Quels sont les moyens nécessaires ?

Changer les implantations immobilières demande des moyens. Il faut choisir un niveau de quadrillage du territoire pas trop serré. En 1997, les maires avaient été mis à contribution pour beaucoup d’infrastructures. Le partage des coûts avec les élus locaux est une piste. Mais, on peut aussi penser à utiliser la technologie pour que les agents aient leur bureau dans leur poche et aillent à la rencontre des usagers.

Il faudra bien faire des économies dans la police, comme ailleurs. La tendance à l’augmentation continue du budget n’est pas tenable. Il faut regarder l’organisation des services eux-mêmes pour trouver des économies.

Le maire de Sevran, Stéphane Gatignon, a proposé de fusionner polices municipales et nationale. Cela peut-il être une solution pour réussir la police de proximité ?

Il est difficile de faire la police de proximité avec les forces de l’État uniquement. Si maintenant on veut fusionner forces d’État et forces locales, c’est un second chantier. Comment traiter les communes qui n’ont pas de police municipale ? Comment intégrer les deux chaînes de commandement, municipale et préfectorale ?  Quel mécanisme de gouvernance mettre en place ? C’est très compliqué.

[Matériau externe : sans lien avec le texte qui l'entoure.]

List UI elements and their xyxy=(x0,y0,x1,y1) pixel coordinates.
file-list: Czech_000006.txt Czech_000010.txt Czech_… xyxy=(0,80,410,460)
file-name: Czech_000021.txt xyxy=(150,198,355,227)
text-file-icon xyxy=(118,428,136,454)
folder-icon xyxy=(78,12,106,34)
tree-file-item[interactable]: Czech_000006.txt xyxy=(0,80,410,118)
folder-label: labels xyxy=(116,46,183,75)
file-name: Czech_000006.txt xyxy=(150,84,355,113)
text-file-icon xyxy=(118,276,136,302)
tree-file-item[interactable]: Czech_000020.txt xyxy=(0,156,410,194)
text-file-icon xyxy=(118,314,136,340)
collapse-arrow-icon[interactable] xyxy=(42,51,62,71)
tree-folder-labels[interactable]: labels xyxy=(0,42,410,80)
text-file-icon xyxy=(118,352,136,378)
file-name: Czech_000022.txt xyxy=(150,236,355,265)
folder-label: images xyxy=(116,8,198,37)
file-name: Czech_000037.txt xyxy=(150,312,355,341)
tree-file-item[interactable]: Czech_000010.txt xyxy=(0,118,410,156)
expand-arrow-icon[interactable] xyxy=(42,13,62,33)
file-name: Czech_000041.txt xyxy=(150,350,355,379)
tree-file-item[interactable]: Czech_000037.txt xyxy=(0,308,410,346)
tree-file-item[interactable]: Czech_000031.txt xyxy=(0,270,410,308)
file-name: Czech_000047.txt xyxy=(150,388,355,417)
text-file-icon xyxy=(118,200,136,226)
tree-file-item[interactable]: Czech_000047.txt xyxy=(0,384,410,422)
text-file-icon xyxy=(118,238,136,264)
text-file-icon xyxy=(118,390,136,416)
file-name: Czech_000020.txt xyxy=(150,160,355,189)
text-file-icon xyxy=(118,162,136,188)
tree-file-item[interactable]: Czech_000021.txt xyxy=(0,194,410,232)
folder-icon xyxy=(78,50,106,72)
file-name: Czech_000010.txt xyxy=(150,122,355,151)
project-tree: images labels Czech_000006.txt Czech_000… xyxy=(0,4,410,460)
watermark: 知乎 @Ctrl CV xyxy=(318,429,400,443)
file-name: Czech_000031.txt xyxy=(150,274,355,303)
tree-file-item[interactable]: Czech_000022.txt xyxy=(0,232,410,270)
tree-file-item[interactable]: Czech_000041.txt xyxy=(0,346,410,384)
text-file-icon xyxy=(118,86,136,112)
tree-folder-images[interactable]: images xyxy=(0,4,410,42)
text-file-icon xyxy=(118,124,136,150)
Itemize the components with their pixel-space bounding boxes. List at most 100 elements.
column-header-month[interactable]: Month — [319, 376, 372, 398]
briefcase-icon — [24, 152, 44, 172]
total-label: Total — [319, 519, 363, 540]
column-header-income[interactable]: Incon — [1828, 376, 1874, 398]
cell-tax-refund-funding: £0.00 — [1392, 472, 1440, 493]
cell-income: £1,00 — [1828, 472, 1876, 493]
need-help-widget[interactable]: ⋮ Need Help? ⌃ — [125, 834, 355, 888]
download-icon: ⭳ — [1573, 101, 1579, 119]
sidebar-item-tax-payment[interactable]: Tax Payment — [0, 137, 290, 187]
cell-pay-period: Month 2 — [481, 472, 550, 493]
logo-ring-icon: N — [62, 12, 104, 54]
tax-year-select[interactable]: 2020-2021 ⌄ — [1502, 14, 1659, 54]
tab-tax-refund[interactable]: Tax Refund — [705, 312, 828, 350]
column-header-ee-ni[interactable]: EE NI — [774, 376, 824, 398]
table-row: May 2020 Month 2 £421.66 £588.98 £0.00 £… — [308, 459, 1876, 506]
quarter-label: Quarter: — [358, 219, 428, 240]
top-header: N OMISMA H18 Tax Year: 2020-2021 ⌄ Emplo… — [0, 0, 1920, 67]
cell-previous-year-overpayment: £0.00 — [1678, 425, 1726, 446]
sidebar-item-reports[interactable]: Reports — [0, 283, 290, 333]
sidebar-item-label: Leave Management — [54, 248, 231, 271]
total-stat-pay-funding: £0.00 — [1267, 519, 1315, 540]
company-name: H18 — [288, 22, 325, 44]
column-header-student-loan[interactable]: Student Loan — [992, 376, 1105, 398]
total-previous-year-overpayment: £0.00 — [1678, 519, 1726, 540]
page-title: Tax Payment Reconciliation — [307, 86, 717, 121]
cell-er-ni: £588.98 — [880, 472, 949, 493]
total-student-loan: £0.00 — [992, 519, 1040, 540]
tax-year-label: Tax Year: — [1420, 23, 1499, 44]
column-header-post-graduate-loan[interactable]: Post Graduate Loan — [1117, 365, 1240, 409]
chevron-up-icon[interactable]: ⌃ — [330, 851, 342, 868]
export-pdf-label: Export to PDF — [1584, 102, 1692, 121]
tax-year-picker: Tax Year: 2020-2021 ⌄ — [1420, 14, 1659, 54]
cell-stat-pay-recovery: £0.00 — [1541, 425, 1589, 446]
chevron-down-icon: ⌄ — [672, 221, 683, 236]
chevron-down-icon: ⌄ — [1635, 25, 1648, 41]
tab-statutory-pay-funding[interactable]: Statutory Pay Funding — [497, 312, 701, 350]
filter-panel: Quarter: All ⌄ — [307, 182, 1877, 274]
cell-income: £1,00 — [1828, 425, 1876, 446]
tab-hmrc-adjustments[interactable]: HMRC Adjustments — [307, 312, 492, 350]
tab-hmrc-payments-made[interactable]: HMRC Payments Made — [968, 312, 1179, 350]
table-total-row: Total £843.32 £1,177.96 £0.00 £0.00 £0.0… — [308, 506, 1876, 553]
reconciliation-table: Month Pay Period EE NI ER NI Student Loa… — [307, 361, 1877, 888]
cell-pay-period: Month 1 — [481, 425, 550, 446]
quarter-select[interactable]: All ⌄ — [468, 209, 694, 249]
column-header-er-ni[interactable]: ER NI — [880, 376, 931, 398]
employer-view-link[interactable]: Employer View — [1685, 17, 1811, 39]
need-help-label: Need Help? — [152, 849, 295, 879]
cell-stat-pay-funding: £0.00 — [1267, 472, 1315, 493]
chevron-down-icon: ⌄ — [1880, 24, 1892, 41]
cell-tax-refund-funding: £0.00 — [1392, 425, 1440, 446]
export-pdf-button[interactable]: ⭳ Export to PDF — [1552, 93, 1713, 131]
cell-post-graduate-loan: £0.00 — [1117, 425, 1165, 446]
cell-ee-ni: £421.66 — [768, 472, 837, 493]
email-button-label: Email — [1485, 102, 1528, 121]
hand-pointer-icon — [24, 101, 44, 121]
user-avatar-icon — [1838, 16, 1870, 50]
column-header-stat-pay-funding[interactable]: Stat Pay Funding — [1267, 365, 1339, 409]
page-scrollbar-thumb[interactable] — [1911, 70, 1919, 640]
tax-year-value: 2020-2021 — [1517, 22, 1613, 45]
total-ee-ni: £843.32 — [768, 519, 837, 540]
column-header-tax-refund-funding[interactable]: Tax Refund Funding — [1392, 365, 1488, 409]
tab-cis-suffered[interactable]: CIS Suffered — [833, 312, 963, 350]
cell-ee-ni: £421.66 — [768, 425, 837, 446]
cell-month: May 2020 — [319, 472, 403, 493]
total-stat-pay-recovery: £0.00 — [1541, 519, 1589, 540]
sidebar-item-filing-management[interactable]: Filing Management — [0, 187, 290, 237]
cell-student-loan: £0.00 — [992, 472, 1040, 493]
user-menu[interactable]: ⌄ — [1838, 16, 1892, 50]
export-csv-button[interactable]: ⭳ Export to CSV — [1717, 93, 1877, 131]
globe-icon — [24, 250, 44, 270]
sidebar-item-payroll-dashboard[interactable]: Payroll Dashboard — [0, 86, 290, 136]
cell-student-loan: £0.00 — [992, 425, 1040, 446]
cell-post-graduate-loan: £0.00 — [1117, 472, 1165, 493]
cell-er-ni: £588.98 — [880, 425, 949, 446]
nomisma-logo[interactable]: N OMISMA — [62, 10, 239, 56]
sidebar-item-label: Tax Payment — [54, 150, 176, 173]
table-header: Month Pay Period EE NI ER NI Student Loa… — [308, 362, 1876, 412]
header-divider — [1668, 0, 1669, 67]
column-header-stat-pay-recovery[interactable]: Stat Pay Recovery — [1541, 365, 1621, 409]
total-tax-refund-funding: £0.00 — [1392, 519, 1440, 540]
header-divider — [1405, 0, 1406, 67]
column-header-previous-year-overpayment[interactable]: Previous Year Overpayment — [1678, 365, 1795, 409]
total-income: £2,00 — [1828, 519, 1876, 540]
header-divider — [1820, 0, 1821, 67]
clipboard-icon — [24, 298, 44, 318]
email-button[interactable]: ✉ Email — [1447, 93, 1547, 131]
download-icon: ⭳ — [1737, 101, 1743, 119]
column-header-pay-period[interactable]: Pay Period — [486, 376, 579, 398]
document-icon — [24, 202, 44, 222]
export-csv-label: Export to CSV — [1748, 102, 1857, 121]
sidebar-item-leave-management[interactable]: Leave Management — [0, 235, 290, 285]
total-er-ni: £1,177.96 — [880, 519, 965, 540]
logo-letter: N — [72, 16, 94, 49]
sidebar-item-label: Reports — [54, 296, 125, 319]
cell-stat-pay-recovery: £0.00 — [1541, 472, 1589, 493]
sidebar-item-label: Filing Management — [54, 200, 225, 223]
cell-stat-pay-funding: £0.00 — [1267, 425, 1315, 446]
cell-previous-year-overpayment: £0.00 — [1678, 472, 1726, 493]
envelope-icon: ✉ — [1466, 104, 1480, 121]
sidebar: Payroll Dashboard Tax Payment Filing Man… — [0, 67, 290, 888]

C’est une proposition qui mérite d’être discutée, mais qui ouvre sur un océan d’interrogations.

Comment analysez-vous le changement d’expression, de « police de proximité »  à « police de la sécurité du quotidien » ?

Les conseillers d’Emmanuel Macron ont sans doute trouvé plus confortable de ne pas reprendre le terme de police de proximité qui est associé à l’expérience de la gauche et ont préféré prendre un terme neutre, moins connoté.

C’est dommage de ne pas mobiliser la marque « police de proximité ». Il aurait été préférable de reprendre ce terme que tous les Français comprennent, auquel ils sont très majoritairement attachés, comme on le voit dans de nombreux sondages, tout comme les élus locaux.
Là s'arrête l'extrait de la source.